Wort zum Sonntag v. Pfr. Pick - Kirchenseite, 09.05.2009
Wunderbar
Wunderbar
Es erscheint mir wie ein Wunder, wie die Natur sich verwandelt hat in den Tagen seit Ostern.Der Frühling kommt mit Macht und gestaltet alles neu.
Auf einmal ist es grün in der Natur, die Bäume tragen wieder Laub, das Gras wächst zusehends. Und der Weinstock hinterm Haus: Noch vor wenigen Tagen knorrig und kahl, hat er urplötzlich kräftige Triebe hervorgebracht, Blätter haben sich gebildet, die ersten Weinblüten sind zu sehen an den Rebschößlingen.
Man konnte dieses Jahr beim Wachsen fast zusehen, stellt der Agrarexperte fest; „Vegetationsschübe wie im Zeitraffer“ titelt er in dieser Zeitung. Nach dem langen und kalten Winter hat es die Natur eilig und bringt wahre Wunder hervor. Die Natur gibt uns ein anschauliches Bild davon, wie schnell sich Dinge entwickeln. Wie gut, dass Sonne und Regen im April das Wachsen unterstützt haben.
Es erscheint mir wie ein Wunder, dass die wenigen Menschen vom Arbeitskreis Asyl hier in Bad Kreuznach in einem halben Jahr mehr als 100 Menschen gefunden haben, die mitmachen bei der Aktion „Save me“. Die haben sich bereit erklärt, als Patinnnen und Paten neu ankommende Flüchtlinge hier in unserer Stadt und im Kreis willkommen zu heissen und ihnen beizustehen. Und sie fordern von unserer Regierung, dass Flüchtlinge aufenommen werden statt dass die Festungsmauern weiter hoch gezogen werden. Asyl ist nicht nur ein Recht in unserem Grundgesetz, durch die Initiative bildet sich in unserer Stadt eine Gemeinschaft, die Asyl zum Leben erweckt – so entsteht ein menschlicher Schutzraum für Flüchtlinge.
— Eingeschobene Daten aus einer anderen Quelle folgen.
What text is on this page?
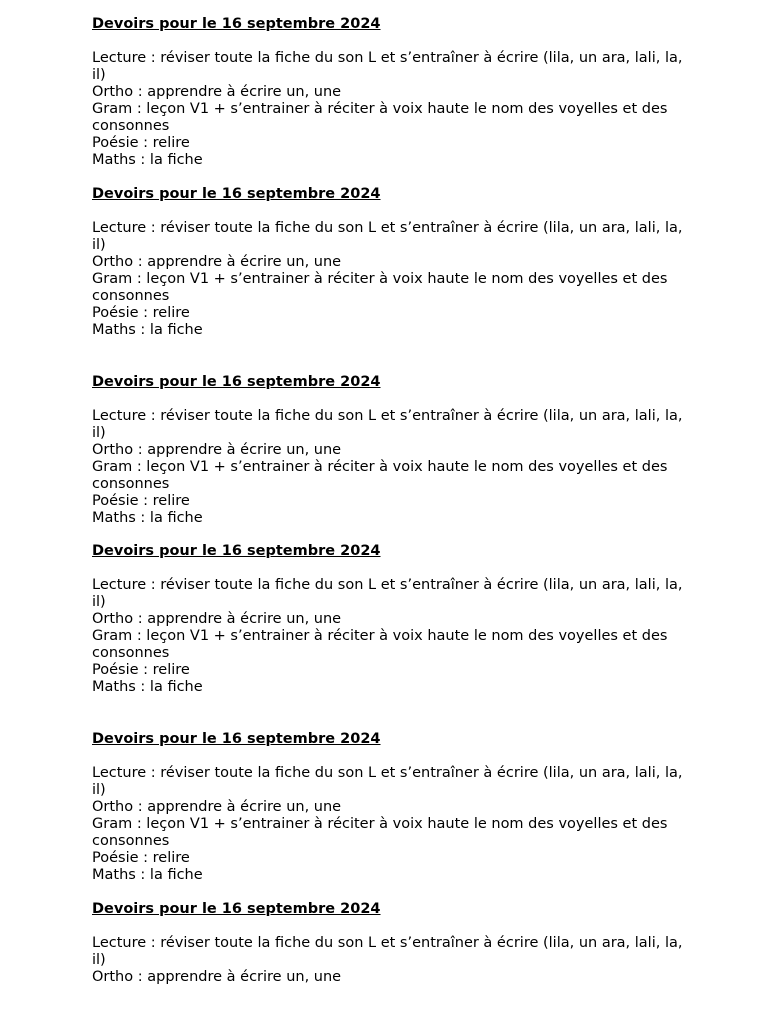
Devoirs pour le 16 septembre 2024

Lecture : réviser toute la fiche du son L et s’entraîner à écrire (lila, un ara, lali, la, il)

Ortho : apprendre à écrire un, une

Gram : leçon V1 + s’entrainer à réciter à voix haute le nom des voyelles et des consonnes

Poésie : relire

Maths : la fiche

Devoirs pour le 16 septembre 2024

Lecture : réviser toute la fiche du son L et s’entraîner à écrire (lila, un ara, lali, la, il)

Ortho : apprendre à écrire un, une

Gram : leçon V1 + s’entrainer à réciter à voix haute le nom des voyelles et des consonnes

Poésie : relire

Maths : la fiche

Devoirs pour le 16 septembre 2024

Lecture : réviser toute la fiche du son L et s’entraîner à écrire (lila, un ara, lali, la, il)

Ortho : apprendre à écrire un, une

Gram : leçon V1 + s’entrainer à réciter à voix haute le nom des voyelles et des consonnes

Poésie : relire

Maths : la fiche

Devoirs pour le 16 septembre 2024

Lecture : réviser toute la fiche du son L et s’entraîner à écrire (lila, un ara, lali, la, il)

Ortho : apprendre à écrire un, une

Gram : leçon V1 + s’entrainer à réciter à voix haute le nom des voyelles et des consonnes

Poésie : relire

Maths : la fiche

Devoirs pour le 16 septembre 2024

Lecture : réviser toute la fiche du son L et s’entraîner à écrire (lila, un ara, lali, la, il)

Ortho : apprendre à écrire un, une

Gram : leçon V1 + s’entrainer à réciter à voix haute le nom des voyelles et des consonnes

Poésie : relire

Maths : la fiche

Devoirs pour le 16 septembre 2024

Lecture : réviser toute la fiche du son L et s’entraîner à écrire (lila, un ara, lali, la, il)

Ortho : apprendre à écrire un, une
Asyl wird zu einer lebendigen Gemeinde, die hilft, Menschen zu retten – vor dem Ertrinken im Mittelmeer oder vor dem Verdursten in den Weiten der Sahara.
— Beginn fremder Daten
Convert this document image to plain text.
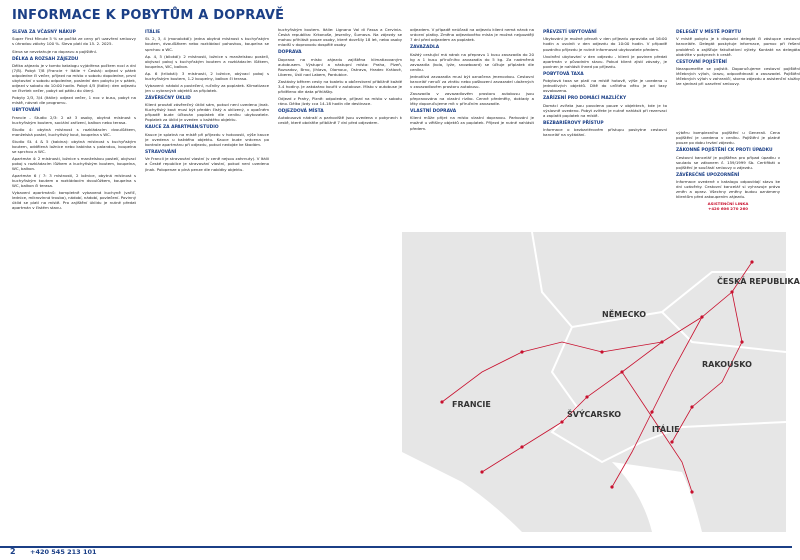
INFORMACE K POBYTŮM A DOPRAVĚ
SLEVA ZA VČASNÝ NÁKUP

Super First Minute 5 % se počítá ze ceny při uzavření smlouvy s úhradou zálohy 100 %. Sleva platí do 15. 2. 2025.

Sleva se nevztahuje na dopravu a pojištění.

DÉLKA A ROZSAH ZÁJEZDU

Délka zájezdu je v tomto katalogu vyjádřena počtem nocí a dní (7/8). Pobyt 7/8 (Francie + Itálie + Česká): odjezd v pátek odpoledne či večer, příjezd na místo v sobotu dopoledne, první ubytování v sobotu odpoledne, poslední den pobytu je v pátek, odjezd v sobotu do 10:00 hodin. Pobyt 4/5 (Itálie): den odjezdu ve čtvrtek večer, pobyt od pátku do úterý.

Pobyty 2/3, 3/4 (Itálie): odjezd večer, 1 noc v busu, pobyt na místě, návrat dle programu.

UBYTOVÁNÍ

Francie - Studio 2/3: 2 až 3 osoby, obytná místnost s kuchyňským koutem, sociální zařízení, balkon nebo terasa.

Studio 4: obytná místnost s rozkládacím dvoulůžkem, manželská postel, kuchyňský kout, koupelna s WC.

Studio St. 4 & 5 (kabina): obytná místnost s kuchyňským koutem, oddělená ložnice nebo kabinka s palandou, koupelna se sprchou a WC.

Apartmán 4: 2 místnosti, ložnice s manželskou postelí, obývací pokoj s rozkládacím lůžkem a kuchyňským koutem, koupelna, WC, balkon.

Apartmán 6 / 7: 3 místnosti, 2 ložnice, obytná místnost s kuchyňským koutem a rozkládacím dvoulůžkem, koupelna s WC, balkon či terasa.

Vybavení apartmánů: kompletně vybavená kuchyně (vařič, lednice, mikrovlnná trouba), nádobí, nádobí, povlečení. Povinný úklid se platí na místě. Pro zajištění úklidu je nutné předat apartmán v čistém stavu.

ITÁLIE

St. 2, 3, 4 (monolokál): jedna obytná místnost s kuchyňským koutem, dvoulůžkem nebo rozkládací pohovkou, koupelna se sprchou a WC.

Ap. 4, 5 (bilokál): 2 místnosti, ložnice s manželskou postelí, obývací pokoj s kuchyňským koutem a rozkládacím lůžkem, koupelna, WC, balkon.

Ap. 6 (trilokál): 3 místnosti, 2 ložnice, obývací pokoj s kuchyňským koutem, 1-2 koupelny, balkon či terasa.

Vybavení: nádobí a povlečení, ručníky za poplatek. Klimatizace jen u vybraných objektů za příplatek.

ZÁVĚREČNÝ ÚKLID

Klient provádí závěrečný úklid sám, pokud není uvedeno jinak. Kuchyňský kout musí být předán čistý a uklizený, v opačném případě bude účtován poplatek dle ceníku ubytovatele. Poplatek za úklid je uveden u každého objektu.

KAUCE ZA APARTMÁN/STUDIO

Kauce je splatná na místě při příjezdu v hotovosti, výše kauce je uvedena u každého objektu. Kauce bude vrácena po kontrole apartmánu při odjezdu, pokud nedojde ke škodám.

STRAVOVÁNÍ

Ve Francii je stravování vlastní (v ceně nejsou zahrnuty). V Itálii a České republice je stravování vlastní, pokud není uvedeno jinak. Polopenze a plná penze dle nabídky objektu.

kuchyňským koutem. Itálie: Lignano Val di Fassa a Cervinia. Česká republika: Krkonoše, Jeseníky, Šumava. Na zájezdy se mohou přihlásit pouze osoby, které dovršily 18 let, nebo osoby mladší v doprovodu dospělé osoby.

DOPRAVA

Doprava na místo zájezdu zajištěna klimatizovaným autobusem. Výstupní a nástupní místa: Praha, Plzeň, Rozvadov, Brno, Jihlava, Olomouc, Ostrava, Hradec Králové, Liberec, Ústí nad Labem, Pardubice.

Zastávky během cesty na toaletu a občerstvení přibližně každé 3-4 hodiny. Je zakázáno kouřit v autobuse. Místo v autobuse je přiděleno dle data přihlášky.

Odjezd z Prahy, Plzně: odpoledne, příjezd na místo v sobotu ráno. Délka jízdy cca 14-18 hodin dle destinace.

ODJEZDOVÁ MÍSTA

Autobusová nádraží a parkoviště jsou uvedena v pokynech k cestě, které obdržíte přibližně 7 dní před odjezdem.

odjezdem. V případě neúčasti na odjezdu klient nemá nárok na vrácení platby. Změna odjezdového místa je možná nejpozději 7 dní před odjezdem za poplatek.

ZAVAZADLA

Každý cestující má nárok na přepravu 1 kusu zavazadla do 20 kg a 1 kusu příručního zavazadla do 5 kg. Za nadměrná zavazadla (kola, lyže, snowboard) se účtuje příplatek dle ceníku.

Jednotlivá zavazadla musí být označena jmenovkou. Cestovní kancelář neručí za ztrátu nebo poškození zavazadel uložených v zavazadlovém prostoru autobusu.

Zavazadla v zavazadlovém prostoru autobusu jsou přepravována na vlastní riziko. Cenné předměty, doklady a léky doporučujeme mít v příručním zavazadle.

VLASTNÍ DOPRAVA

Klient může přijet na místo vlastní dopravou. Parkování je možné u většiny objektů za poplatek. Příjezd je nutné nahlásit předem.

PŘEVZETÍ UBYTOVÁNÍ

Ubytování je možné převzít v den příjezdu zpravidla od 16:00 hodin a uvolnit v den odjezdu do 10:00 hodin. V případě pozdního příjezdu je nutné informovat ubytovatele předem.

Uvolnění ubytování v den odjezdu - klient je povinen předat apartmán v původním stavu. Pokud klient zjistí závady, je povinen je nahlásit ihned po příjezdu.

POBYTOVÁ TAXA

Pobytová taxa se platí na místě hotově, výše je uvedena u jednotlivých objektů. Dítě do určitého věku je od taxy osvobozeno.

ZAŘÍZENÍ PRO DOMÁCÍ MAZLÍČKY

Domácí zvířata jsou povolena pouze v objektech, kde je to výslovně uvedeno. Pobyt zvířete je nutné nahlásit při rezervaci a zaplatit poplatek na místě.

BEZBARIÉROVÝ PŘÍSTUP

Informace o bezbariérovém přístupu poskytne cestovní kancelář na vyžádání.

DELEGÁT V MÍSTĚ POBYTU

V místě pobytu je k dispozici delegát či zástupce cestovní kanceláře. Delegát poskytuje informace, pomoc při řešení problémů a zajišťuje fakultativní výlety. Kontakt na delegáta obdržíte v pokynech k cestě.

CESTOVNÍ POJIŠTĚNÍ

Nezapomeňte se pojistit. Doporučujeme cestovní pojištění léčebných výloh, úrazu, odpovědnosti a zavazadel. Pojištění léčebných výloh v zahraničí, storno zájezdu a asistenční služby lze sjednat při uzavření smlouvy.

ČESKÁ REPUBLIKA
NĚMECKO
RAKOUSKO
FRANCIE
ŠVÝCARSKO
ITÁLIE
2 +420 545 213 101

výběru komplexního pojištění u Generali. Cena pojištění je uvedena v ceníku. Pojištění je platné pouze po dobu trvání zájezdu.

ZÁKONNÉ POJIŠTĚNÍ CK PROTI ÚPADKU

Cestovní kancelář je pojištěna pro případ úpadku v souladu se zákonem č. 159/1999 Sb. Certifikát o pojištění je součástí smlouvy o zájezdu.

ZÁVĚREČNÉ UPOZORNĚNÍ

Informace uvedené v katalogu odpovídají stavu ke dni uzávěrky. Cestovní kancelář si vyhrazuje právo změn a oprav. Všechny změny budou oznámeny klientům před zakoupením zájezdu.

ASISTENČNÍ LINKA
+420 606 270 260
„Singet dem Herrn ein neues Lied, denn er tut Wunder“, so lautet der Bibelspruch aus Psalm 98 für diesen Sonntag und die vor uns liegende Woche. Es tut uns gut, wenn wir Gott danken für das, was wächst und gedeiht. Danken für das, was gelingt, was wir anpacken, wo wir uns mühen und gestalten. Vielleicht denken wir auch darüber nach, ob wir es geschafft haben oder ob das, was geschieht, nicht doch von Gottes Hand geschaffen ist.
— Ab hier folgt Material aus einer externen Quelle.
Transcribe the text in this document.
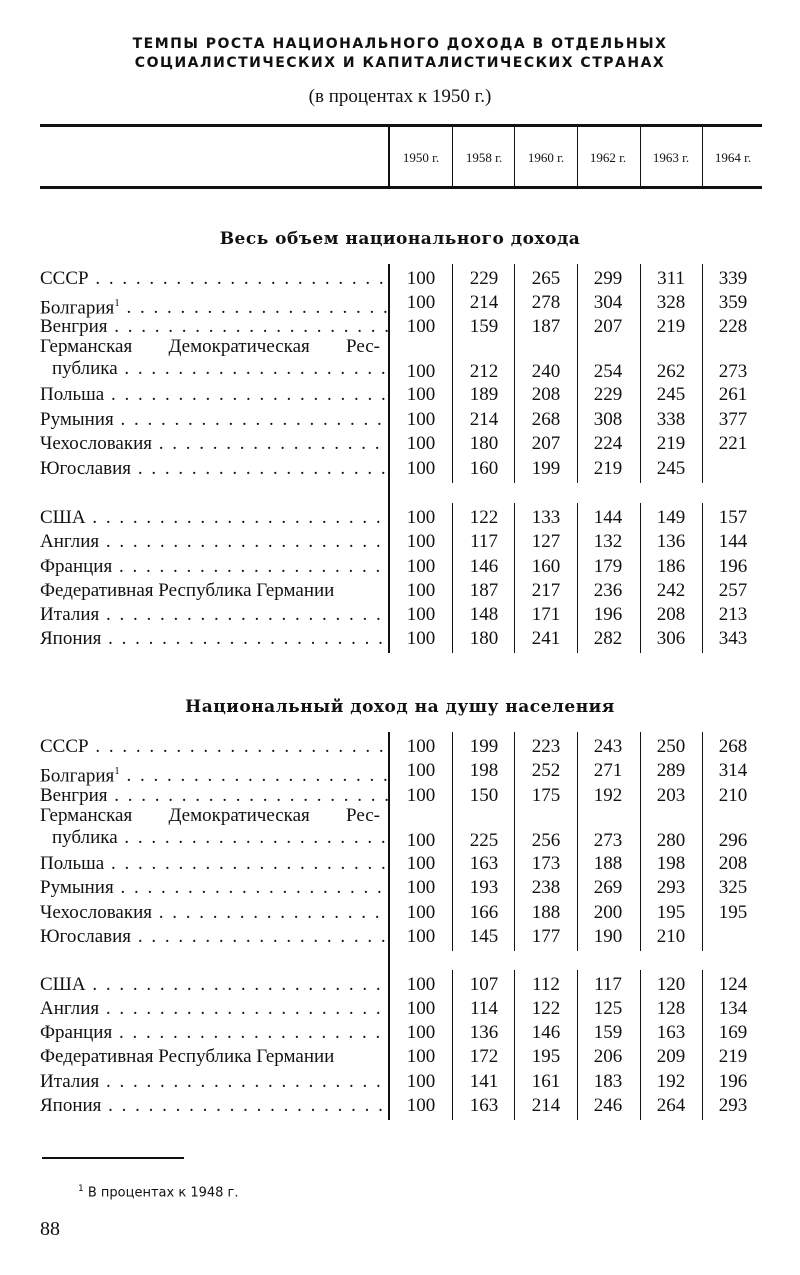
ТЕМПЫ РОСТА НАЦИОНАЛЬНОГО ДОХОДА В ОТДЕЛЬНЫХ
СОЦИАЛИСТИЧЕСКИХ И КАПИТАЛИСТИЧЕСКИХ СТРАНАХ
(в процентах к 1950 г.)
1950 г.	1958 г.	1960 г.	1962 г.	1963 г.	1964 г.
Весь объем национального дохода
СССР . . .	100	229	265	299	311	339
Болгария$^1$ . . .	100	214	278	304	328	359
Венгрия . . .	100	159	187	207	219	228
Германская Демократическая Рес-
публика . . .	100	212	240	254	262	273
Польша . . .	100	189	208	229	245	261
Румыния . . .	100	214	268	308	338	377
Чехословакия . . .	100	180	207	224	219	221
Югославия . . .	100	160	199	219	245
США . . .	100	122	133	144	149	157
Англия . . .	100	117	127	132	136	144
Франция . . .	100	146	160	179	186	196
Федеративная Республика Германии	100	187	217	236	242	257
Италия . . .	100	148	171	196	208	213
Япония . . .	100	180	241	282	306	343
Национальный доход на душу населения
СССР . . .	100	199	223	243	250	268
Болгария$^1$ . . .	100	198	252	271	289	314
Венгрия . . .	100	150	175	192	203	210
Германская Демократическая Рес-
публика . . .	100	225	256	273	280	296
Польша . . .	100	163	173	188	198	208
Румыния . . .	100	193	238	269	293	325
Чехословакия . . .	100	166	188	200	195	195
Югославия . . .	100	145	177	190	210
США . . .	100	107	112	117	120	124
Англия . . .	100	114	122	125	128	134
Франция . . .	100	136	146	159	163	169
Федеративная Республика Германии	100	172	195	206	209	219
Италия . . .	100	141	161	183	192	196
Япония . . .	100	163	214	246	264	293
$^1$ В процентах к 1948 г.
88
„Wir pflügen und wir streuen den Samen auf das Land, doch Wachstum und Gedeihen steht in des Himmels Hand“, singt Matthias Claudius. Ja, es tut gut, Gott ein Lied zu singen, ihm zu danken für alles, was schön ist und uns glücklich macht an diesem Sonntag im Kirchenjahr, der uns zum Singen auffordert.